Kevin Milligan had an op-ed in the Globe and Mail a few days ago drawing the link between natural resource development, middle class incomes and inequality. The point essentially was: “Without income derived from the resource boom, Canadian inequality and the well-being of the Canadian middle class would be much worse than we’ve experienced.” The point was being made with reference to the current pipeline debate and the consequences of erecting barriers to the transportation of resources to market. Erecting barriers in the end would result in less resource development and by extension fewer good jobs that would diminish “the income source that has best shielded the Canadian middle class from the harsh economic forces that are increasing inequality in other countries. For Canadians concerned with inequality, the equalizing effect of resource development on our economy is too strong to ignore.”
A couple of points I would like to make here. First, I agree that resource development has indeed been crucial to our standard of living in this country and it is a fact that seems increasingly underappreciated by Canadians. When I talk about the resource sector to my economics students I like to depict the Canadian economy as a large leafy deciduous tree. From a distance you see the many branches and leaves of the economy but all of it is supported by a slender trunk – the natural resource sector.
Queen’s University economic historian Ian Keay finds that the exploitation of Canada’s natural resources during the 20th century made direct and indirect contributions to the size and efficiency of the Canadian economy and had a substantial positive impact on the level of real per capita GDP, contributing about 20 per cent. In other words, without a resource sector there would be a 20 per cent national pay cut. According to Natural Resources Canada, in 2014 Canada’s natural resources accounted for nearly one-fifth of Canada’s nominal GDP. Natural resource companies generate nearly half of total non-residential capital investment in Canada accounting for a key chunk of capital. The resource sector is also vital to the transportation sector as natural resource products account for more than two thirds of rail and marine shipments in Canada. So, the long and short is: natural resources have been important to our standard of living and will continue to be so.
Second, I am however less certain on the impact of natural resources on mitigating economic inequality. While they probably have been a factor, I would have to think any impact of natural resource development on inequality must be considered in conjunction with other determinants of inequality. I have been doing some work on historical wealth inequality and have a short book forthcoming dealing with wealth inequality in Canada, the United States and the United Kingdom. Here is a preview below of one of the charts which I have constructed for the book. The figure is a LOWESS smooth of the wealth shares of the top 1 percent for the three countries created from an assortment of available estimates over the period 1668 to 2013.

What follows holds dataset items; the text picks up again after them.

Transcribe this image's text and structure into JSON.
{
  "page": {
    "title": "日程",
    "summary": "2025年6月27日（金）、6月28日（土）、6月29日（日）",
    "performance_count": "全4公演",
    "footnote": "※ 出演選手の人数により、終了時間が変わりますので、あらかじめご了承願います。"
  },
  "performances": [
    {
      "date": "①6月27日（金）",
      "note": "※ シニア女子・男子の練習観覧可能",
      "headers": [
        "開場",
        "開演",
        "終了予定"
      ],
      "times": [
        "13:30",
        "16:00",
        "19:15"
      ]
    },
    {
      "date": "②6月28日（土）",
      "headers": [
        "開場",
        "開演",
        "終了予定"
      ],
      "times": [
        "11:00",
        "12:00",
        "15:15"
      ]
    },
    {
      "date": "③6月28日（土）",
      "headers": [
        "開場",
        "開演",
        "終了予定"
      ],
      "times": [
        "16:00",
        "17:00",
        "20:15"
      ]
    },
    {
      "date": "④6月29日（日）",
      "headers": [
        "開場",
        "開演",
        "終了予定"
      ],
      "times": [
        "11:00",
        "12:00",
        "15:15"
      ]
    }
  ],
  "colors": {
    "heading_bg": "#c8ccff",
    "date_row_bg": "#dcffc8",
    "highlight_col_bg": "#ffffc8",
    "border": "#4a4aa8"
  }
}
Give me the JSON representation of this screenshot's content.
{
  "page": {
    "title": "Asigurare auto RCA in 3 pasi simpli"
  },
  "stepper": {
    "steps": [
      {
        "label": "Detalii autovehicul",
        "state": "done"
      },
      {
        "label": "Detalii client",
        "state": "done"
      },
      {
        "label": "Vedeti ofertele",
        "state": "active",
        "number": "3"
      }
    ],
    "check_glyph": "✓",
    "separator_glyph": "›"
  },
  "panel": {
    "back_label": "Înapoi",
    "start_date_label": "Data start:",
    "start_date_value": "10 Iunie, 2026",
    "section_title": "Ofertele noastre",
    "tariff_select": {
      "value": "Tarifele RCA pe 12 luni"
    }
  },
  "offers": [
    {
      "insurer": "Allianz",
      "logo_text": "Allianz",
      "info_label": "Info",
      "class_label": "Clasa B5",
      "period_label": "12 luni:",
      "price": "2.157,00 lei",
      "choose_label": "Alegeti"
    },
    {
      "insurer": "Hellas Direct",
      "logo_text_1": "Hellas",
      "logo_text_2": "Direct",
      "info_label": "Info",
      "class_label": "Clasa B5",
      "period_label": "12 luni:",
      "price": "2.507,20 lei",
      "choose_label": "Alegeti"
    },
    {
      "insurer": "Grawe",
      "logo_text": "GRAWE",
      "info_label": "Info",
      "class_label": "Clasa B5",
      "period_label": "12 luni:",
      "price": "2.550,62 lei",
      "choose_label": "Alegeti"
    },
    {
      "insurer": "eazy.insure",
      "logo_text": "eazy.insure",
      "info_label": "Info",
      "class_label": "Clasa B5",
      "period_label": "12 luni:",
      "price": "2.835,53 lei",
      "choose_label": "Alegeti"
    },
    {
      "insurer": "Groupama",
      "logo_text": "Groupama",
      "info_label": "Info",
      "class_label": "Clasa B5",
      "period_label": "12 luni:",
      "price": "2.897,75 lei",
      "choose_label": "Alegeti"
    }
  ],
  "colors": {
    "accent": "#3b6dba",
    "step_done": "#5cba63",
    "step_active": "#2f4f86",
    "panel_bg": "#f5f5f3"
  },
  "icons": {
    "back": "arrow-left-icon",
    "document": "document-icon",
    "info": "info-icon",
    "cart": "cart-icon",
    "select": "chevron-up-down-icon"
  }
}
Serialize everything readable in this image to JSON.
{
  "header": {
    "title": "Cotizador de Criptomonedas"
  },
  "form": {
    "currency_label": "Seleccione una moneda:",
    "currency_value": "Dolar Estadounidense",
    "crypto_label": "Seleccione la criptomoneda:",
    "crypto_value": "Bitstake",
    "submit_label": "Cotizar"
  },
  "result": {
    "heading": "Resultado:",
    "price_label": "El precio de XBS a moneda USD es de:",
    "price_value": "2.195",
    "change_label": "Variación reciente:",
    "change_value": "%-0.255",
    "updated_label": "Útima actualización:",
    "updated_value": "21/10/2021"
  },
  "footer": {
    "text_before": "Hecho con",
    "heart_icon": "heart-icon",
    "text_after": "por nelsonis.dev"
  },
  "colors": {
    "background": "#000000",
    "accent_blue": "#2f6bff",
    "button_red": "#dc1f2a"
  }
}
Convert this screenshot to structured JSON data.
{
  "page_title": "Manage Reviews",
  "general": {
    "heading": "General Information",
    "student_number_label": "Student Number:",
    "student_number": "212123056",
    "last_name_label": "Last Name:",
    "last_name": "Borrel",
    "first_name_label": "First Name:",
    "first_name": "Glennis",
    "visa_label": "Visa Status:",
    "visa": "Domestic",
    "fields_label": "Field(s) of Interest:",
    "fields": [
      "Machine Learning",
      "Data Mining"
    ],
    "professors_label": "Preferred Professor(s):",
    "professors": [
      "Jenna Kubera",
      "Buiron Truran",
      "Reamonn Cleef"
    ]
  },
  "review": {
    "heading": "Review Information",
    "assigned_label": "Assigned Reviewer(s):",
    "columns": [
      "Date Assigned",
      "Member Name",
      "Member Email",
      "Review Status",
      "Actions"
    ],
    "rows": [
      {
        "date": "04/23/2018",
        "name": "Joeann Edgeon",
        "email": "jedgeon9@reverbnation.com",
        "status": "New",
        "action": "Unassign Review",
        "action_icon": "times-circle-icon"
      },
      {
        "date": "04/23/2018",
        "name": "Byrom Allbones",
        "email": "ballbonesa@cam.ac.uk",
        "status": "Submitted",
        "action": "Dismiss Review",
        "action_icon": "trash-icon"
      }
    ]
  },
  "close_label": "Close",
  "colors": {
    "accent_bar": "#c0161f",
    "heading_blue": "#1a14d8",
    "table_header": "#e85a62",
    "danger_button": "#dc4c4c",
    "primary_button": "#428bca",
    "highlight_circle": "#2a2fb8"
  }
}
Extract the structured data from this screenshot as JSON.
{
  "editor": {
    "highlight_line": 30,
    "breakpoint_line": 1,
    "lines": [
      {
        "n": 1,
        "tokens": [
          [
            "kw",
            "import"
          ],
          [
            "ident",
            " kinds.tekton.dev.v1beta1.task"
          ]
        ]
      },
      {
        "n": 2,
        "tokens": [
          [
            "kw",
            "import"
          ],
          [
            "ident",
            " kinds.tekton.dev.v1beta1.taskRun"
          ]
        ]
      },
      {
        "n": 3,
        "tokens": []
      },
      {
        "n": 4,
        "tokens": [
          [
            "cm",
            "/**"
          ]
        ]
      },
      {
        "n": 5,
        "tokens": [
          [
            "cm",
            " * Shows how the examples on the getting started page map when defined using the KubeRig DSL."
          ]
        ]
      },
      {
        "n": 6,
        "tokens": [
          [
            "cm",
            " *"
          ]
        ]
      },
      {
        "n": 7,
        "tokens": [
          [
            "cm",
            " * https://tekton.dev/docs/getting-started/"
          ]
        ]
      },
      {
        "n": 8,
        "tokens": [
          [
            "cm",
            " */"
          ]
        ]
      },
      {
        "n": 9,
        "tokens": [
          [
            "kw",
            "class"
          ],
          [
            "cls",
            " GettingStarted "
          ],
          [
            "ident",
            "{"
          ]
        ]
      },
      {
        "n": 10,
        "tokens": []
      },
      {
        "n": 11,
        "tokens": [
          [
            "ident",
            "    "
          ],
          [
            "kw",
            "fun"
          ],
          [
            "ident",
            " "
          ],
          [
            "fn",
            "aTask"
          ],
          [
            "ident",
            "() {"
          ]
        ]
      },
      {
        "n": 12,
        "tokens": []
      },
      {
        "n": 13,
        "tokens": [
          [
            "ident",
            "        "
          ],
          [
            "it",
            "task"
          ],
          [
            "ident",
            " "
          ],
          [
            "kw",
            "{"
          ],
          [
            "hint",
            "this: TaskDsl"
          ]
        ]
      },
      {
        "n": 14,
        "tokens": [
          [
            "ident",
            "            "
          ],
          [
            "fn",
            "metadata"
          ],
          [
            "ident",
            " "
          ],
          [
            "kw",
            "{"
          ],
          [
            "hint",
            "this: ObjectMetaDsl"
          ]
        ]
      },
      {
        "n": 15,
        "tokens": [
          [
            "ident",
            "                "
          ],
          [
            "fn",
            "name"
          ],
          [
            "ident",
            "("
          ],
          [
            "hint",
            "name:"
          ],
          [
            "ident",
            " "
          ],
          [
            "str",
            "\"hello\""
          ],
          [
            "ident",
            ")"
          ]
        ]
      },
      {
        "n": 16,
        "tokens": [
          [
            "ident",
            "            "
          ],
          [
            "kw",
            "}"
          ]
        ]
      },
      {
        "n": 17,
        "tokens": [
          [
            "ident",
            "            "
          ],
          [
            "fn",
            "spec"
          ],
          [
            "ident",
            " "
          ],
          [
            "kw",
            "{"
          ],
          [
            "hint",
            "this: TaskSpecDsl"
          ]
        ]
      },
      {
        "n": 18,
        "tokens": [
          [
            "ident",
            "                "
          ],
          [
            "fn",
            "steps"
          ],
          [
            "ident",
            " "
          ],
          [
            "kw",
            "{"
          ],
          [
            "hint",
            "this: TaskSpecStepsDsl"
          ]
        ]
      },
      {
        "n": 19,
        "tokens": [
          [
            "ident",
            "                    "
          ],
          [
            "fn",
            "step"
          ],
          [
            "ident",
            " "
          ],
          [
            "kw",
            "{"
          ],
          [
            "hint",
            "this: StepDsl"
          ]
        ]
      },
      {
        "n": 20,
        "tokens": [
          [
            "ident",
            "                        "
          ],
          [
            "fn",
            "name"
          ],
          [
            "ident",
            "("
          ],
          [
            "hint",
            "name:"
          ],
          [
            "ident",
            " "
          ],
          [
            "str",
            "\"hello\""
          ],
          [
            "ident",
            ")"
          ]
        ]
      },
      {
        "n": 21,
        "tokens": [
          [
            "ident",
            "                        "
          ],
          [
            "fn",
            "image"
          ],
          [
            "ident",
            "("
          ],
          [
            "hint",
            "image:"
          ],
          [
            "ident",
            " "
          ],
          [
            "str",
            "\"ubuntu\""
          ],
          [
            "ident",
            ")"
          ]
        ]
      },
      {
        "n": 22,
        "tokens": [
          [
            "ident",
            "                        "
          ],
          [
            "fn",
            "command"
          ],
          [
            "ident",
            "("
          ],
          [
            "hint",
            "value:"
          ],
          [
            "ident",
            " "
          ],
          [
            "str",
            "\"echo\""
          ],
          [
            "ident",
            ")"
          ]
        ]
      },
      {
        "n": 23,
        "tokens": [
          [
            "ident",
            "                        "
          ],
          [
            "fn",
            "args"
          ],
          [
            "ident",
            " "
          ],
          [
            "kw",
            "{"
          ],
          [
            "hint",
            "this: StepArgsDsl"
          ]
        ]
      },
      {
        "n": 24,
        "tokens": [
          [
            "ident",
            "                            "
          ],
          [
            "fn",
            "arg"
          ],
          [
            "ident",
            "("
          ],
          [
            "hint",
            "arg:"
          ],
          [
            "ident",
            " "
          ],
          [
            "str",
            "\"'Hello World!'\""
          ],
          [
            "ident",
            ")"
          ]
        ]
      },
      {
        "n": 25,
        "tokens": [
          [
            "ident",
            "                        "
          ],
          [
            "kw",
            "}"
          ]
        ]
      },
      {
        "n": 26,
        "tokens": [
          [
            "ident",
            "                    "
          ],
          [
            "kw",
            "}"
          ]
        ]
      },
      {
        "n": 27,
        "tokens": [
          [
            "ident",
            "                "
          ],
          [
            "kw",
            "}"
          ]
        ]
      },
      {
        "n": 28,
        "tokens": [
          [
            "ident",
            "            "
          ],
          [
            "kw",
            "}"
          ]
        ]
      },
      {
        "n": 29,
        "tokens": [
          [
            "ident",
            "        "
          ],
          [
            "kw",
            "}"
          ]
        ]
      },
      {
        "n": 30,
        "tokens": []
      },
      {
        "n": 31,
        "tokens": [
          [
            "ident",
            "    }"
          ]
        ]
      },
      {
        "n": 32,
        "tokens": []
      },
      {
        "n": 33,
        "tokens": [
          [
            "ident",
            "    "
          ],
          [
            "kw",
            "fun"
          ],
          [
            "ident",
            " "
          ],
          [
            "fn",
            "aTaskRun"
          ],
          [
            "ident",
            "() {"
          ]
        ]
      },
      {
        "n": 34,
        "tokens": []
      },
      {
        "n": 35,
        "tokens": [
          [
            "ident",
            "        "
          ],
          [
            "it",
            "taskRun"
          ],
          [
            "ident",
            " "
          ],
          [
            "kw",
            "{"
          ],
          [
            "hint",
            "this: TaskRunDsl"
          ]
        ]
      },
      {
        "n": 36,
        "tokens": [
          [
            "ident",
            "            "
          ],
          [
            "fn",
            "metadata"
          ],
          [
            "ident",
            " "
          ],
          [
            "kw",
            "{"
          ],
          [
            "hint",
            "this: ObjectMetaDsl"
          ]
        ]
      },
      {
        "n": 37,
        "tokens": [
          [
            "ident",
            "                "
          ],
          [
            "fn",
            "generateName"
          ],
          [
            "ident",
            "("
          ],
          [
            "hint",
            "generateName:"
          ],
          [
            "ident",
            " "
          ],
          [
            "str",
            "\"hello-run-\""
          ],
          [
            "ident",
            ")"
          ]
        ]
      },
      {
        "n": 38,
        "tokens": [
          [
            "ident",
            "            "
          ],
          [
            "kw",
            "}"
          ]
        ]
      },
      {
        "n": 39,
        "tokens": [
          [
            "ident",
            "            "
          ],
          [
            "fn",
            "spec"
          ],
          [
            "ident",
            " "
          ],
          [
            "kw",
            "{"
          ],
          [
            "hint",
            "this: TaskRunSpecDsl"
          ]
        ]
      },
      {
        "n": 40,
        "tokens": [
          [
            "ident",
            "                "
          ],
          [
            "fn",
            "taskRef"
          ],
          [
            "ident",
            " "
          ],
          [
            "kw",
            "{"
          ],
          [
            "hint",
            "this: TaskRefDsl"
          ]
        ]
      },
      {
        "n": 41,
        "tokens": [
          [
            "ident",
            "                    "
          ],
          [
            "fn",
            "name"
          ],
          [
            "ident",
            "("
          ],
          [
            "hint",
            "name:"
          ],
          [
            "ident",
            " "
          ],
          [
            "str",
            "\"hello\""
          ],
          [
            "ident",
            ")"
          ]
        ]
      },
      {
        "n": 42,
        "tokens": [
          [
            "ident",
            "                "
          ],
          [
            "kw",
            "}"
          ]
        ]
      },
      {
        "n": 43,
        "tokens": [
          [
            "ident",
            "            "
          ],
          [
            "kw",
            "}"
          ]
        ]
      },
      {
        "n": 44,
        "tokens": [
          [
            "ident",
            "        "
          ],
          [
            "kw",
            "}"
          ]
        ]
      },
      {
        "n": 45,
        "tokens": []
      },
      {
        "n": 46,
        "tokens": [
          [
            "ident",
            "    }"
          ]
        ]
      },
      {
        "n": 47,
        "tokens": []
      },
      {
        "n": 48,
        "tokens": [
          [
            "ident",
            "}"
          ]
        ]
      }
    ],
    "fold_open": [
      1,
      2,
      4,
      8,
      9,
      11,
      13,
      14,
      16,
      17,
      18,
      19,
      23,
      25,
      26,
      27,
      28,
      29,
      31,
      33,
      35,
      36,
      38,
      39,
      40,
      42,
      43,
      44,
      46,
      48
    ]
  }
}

Based on these estimates and measures of wealth inequality, one can see that Canada generally is characterized by less wealth inequality. You can argue that since Canada is a more resource intensive economy than the United States or the United Kingdom, then perhaps there is a correlation between resource intensiveness and wealth inequality. Moreover, even the United States and the United Kingdom are marked by less inequality in the earlier periods of their development when they were more resource or agriculturally intensive economies. With industrialization, wealth inequality – as measured by the wealth share of the top 1 percent –increased in all three countries.
However, there are caveats here. The United States was also a fairly resource intensive economy well into the twentieth century with raw materials and foods as key exports into the 1940s and 1950s as well as a high natural resource content for its manufacturing exports prior to World War II. Yet the nineteenth century saw a rise in US wealth inequality (also note the rebound after the mid twentieth century). Then there is the United Kingdom which has seen a decline of the wealth share of its top 1 percent moving into the twentieth century to the point where it is comparable to Canada’s and yet one suspects that there has not been a major shift in the resource intensity of its economy. It did however have a fairly steep system of estate taxation in the early twentieth century.
This suggests that there are other factors at play also in affecting economic inequality aside from natural resource intensity. Public sector spending and employment, the ownership of natural resources (which in Canada has emphasized public ownership as opposed to private in the United States), unionization rates (higher in Canada than the United States), home ownership and housing policies, tax systems and particularly systems of wealth and estate taxation are all part of the mix in what has affected economic inequality over the long term. I think we should resist the temptation to ascribe the determinants of wealth inequality to single causal factors even if it can be helpful in getting a pipeline approved.